What actually happens: you sit at a computer for hours. Days. Sometimes weeks. You cull. You color correct. You adjust exposure on every single frame. You make skin look natural without looking untouched. You clean up backgrounds. You maintain consistency across an entire set so image number 47 doesn’t look like it was shot in a different dimension than image number 12. Then you export, upload, build the gallery, and deliver.
“You already took them” is the photographic equivalent of telling an architect, “You already drew the building. Why isn’t it built yet?” The shutter click is the halfway point, not the finish line. But try explaining that to someone who’s been texting you “just checking in!” every three days since the shoot.
8. “I Found a Photographer on Groupon for $50.”
You did. And somewhere out there, a photographer just felt a disturbance in the Force and doesn’t know why.
The $50 photographer exists in one of two states: they’re brand new and don’t yet understand that $50 doesn’t cover the gas to drive to the shoot or they made a catastrophic business decision they’ll regret the moment they sit down to edit 400 images for what works out to roughly eleven cents per hour.

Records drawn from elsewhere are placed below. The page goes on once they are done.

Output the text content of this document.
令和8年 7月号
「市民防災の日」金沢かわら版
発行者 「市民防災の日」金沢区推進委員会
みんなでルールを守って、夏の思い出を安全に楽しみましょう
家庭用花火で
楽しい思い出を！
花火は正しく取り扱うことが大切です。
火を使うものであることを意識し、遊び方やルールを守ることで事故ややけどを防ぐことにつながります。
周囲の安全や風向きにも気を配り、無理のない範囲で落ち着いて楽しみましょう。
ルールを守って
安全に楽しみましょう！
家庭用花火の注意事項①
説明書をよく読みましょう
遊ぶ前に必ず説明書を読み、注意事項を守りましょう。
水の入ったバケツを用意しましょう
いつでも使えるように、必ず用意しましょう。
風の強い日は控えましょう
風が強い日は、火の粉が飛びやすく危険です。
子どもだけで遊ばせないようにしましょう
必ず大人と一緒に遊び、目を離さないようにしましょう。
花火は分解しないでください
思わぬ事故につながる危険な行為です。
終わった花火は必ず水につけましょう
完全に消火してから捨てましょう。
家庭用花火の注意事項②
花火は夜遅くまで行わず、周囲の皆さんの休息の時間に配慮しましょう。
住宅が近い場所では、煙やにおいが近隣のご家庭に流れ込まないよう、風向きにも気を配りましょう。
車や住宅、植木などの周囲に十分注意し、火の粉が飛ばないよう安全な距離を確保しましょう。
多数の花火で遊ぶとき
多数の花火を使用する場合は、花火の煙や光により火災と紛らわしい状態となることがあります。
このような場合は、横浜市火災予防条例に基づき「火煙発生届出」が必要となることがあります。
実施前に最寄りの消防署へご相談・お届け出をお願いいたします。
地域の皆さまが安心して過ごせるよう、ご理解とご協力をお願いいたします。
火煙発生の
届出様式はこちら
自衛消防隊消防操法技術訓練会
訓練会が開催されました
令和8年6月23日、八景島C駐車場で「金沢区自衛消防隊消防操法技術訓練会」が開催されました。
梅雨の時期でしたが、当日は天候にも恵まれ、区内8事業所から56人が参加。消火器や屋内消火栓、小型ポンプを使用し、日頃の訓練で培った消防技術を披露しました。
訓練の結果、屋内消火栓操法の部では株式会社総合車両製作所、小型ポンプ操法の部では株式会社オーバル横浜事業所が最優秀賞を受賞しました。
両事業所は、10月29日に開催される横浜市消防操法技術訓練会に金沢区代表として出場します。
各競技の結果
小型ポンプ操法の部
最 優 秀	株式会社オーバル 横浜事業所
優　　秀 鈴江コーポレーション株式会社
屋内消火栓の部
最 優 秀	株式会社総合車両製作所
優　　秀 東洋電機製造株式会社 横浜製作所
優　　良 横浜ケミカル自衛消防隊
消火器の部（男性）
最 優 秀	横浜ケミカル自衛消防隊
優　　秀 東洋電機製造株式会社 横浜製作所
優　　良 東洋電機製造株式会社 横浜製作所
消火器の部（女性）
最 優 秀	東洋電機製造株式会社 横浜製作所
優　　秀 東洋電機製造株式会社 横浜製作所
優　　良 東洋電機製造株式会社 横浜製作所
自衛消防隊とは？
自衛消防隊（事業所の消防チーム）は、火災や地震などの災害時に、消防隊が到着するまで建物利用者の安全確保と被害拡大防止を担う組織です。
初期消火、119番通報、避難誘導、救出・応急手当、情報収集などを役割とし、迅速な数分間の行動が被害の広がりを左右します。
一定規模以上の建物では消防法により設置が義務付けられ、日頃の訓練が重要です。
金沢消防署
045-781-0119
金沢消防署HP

The photos might be fine. They might even be good. But the moment anything goes wrong (a corrupted card, a missed shot, a scheduling conflict) there is no backup body, no insurance, and no contingency plan beyond “oh no.”
There’s nothing wrong with shopping for value. But when someone offers a professional service at ninety percent below market rate, the question isn’t “what a deal!” The question is “what’s missing?” The answer is usually “everything that matters when something goes wrong.”
9. “Wait, You Have to Edit Them Too? I Thought They Came Out Finished.”
Pretty similar to seven. This is the most forgivable item on the list, because smartphones have spent fifteen years training the entire population to believe that pressing a button produces a finished image. The phone captures, processes, sharpens, tone-maps, and color-corrects in a fraction of a second, so it’s not unreasonable for a non-photographer to assume that all cameras work this way.
They don’t. On purpose. What comes out of a professional camera looks like a photograph that’s been left out in the rain: flat, desaturated, and deeply underwhelming. That’s by design. All of that missing pop is headroom, latitude for the photographer to shape the image instead of letting an algorithm decide.
But explaining this makes you sound like you’re bad at your job. “Yes, the photos look terrible right now, but trust me, they’ll be great after I spend six hours on them” is not a sentence that inspires confidence at a client meeting. So you just smile and say, “That’s part of the process,” while quietly dying inside.
10. “Can I Get the Raws?”
Saving the worst for last. This is the photography equivalent of going to a restaurant, enjoying your meal, and then asking the chef if you can take home the mise en place to “just play around with it.”
Clients who ask for raws almost never know what raws are. They’ve heard the word somewhere (probably from a friend who has a nephew with a camera) and they’ve concluded that raws are the “real” photos and that the delivered JPEGs are somehow the lesser version. In reality, the delivered files are the meal. The raws are the raw chicken.
But the real nightmare scenario isn’t confusion. It’s what happens after. They open the raws if they somehow figure out how to do that. They don’t understand why they look flat. They crank every slider to the right. They add a filter. They post the result on social media. Your name is still attached. And now you’re getting credit for a portrait that looks like it was edited during an earthquake by someone who just discovered the saturation tool.
Some photographers release raws for an additional fee. That fee isn’t a punishment. It’s hazard pay.
If you’ve heard all ten of these, congratulations: you are a photographer. If you’ve heard all ten in a single conversation, you were probably at Thanksgiving.
Now if you’ll excuse me, someone just asked if I can “just quickly” take a group photo of forty-seven people on six different phones. It’ll only take a second.